Last July, 10 farmers from the base of Virginia's Blue Ridge mountains in Bedford County spent an eye-opening weekend on islands in the middle of the Chesapeake Bay during CBF's latest Farmers to the Bay excursion. While there, they surveyed crabs and fish, met with Tangier watermen, and discussed ways farmers are helping to restore local waterways and the Bay.
"These experiences create a connection between what happens on the farm and the health of waters downstream and in the Bay," said Matt Kowalski, CBF's Virginia Watershed Restoration Scientist. "It's educational and lot of fun."
For Beth Bays, this was her the first trip out on the Bay. Beth and her husband run a farm in Huddleston that raises beef cattle and grows hay, wheat, and soybeans. On the islands, she rose at sunrise on Sunday to land the group's only striped bass of the day. "The whole trip was one of the most incredible experiences ever," she said." I really fell in love with the water, the islands, and the people."
With support from federal cost-share programs, Bays has already implemented conservation practices on her farm such as fencing cattle out of streams. "I saw how what I do on the farm affects an ecosystem hundreds of miles away," she said. "Not only do these practices benefit the Bay, they also improve soil quality and our bottom line."
Matt Akenhead and his wife Elizabeth raise sheep in the town of Bedford, grazing many of them around the town's solar farm. Out on the islands, Matt was fascinated to learn that support for farm conservation programs is one of the most cost-effective ways to restore the Bay. "At five hours away, I'm not always thinking about how our sheep might affect the Bay," he said. "On the island we talked about how the fastest and most economical way to reduce pollution is by addressing agriculture. That gives us a better return on our money spent."
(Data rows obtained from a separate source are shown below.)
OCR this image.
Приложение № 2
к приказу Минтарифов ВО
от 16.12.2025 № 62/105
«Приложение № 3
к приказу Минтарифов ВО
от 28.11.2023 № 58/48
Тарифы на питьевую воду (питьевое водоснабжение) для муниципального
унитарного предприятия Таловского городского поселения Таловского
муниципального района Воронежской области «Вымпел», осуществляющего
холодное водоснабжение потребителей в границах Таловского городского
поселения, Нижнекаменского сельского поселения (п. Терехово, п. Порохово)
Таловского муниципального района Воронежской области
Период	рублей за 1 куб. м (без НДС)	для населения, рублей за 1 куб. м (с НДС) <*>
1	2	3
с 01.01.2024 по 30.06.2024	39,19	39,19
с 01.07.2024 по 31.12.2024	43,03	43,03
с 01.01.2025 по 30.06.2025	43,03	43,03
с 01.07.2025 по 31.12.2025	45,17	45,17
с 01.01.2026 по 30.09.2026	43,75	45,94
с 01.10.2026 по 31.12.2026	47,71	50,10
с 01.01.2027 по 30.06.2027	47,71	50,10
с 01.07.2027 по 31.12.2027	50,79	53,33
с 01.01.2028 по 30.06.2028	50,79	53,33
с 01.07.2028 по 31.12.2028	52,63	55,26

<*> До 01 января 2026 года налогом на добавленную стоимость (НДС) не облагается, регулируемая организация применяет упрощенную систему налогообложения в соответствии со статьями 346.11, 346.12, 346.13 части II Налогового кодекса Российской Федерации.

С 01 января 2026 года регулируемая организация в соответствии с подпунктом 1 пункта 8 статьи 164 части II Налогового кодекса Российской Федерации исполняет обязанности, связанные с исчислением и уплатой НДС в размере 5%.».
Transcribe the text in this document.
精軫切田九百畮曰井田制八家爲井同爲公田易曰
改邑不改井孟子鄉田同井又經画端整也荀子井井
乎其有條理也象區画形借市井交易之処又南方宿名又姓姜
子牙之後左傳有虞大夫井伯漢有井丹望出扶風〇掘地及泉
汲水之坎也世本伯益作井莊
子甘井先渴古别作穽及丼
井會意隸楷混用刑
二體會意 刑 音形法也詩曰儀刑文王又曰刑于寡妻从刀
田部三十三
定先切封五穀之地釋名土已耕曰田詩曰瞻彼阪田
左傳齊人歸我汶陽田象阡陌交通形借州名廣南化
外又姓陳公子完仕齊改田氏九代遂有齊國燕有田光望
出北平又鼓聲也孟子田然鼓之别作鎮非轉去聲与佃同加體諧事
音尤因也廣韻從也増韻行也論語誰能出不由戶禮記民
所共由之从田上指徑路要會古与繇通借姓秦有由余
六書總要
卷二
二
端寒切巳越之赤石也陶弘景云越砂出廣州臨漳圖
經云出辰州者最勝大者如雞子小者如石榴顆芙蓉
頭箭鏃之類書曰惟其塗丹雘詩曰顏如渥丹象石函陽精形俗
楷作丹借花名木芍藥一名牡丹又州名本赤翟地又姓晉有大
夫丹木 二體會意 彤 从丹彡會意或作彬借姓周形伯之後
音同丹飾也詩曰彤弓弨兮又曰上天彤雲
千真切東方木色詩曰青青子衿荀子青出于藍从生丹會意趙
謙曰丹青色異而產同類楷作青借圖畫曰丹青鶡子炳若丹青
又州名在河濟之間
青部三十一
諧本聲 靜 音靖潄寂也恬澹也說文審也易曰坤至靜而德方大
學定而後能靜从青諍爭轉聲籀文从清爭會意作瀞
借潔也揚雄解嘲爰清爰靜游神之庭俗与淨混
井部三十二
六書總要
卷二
"The more we can do for clean water, the better," he continued. "We're not just tearing everything up. We're thinking about how to feed the planet, take care of the environment, and lose as little money as possible."
Madison Meador works for the Farm Service Agency and pitches in with her father on the family farm, a cow-calf operation. For Madison, it was her first time on a boat in the Bay. "I'm used to mountains and land. To just look out and only see water—wow, it was awesome," she said.
Madison said that farmers really identify with the watermen who earn their livelihoods from the Bay's crabs, oysters, and fish. "It's all a risk. We are all just trying to make a living with nature—that's how I figure it," she said. "What we do as farmers all ties in."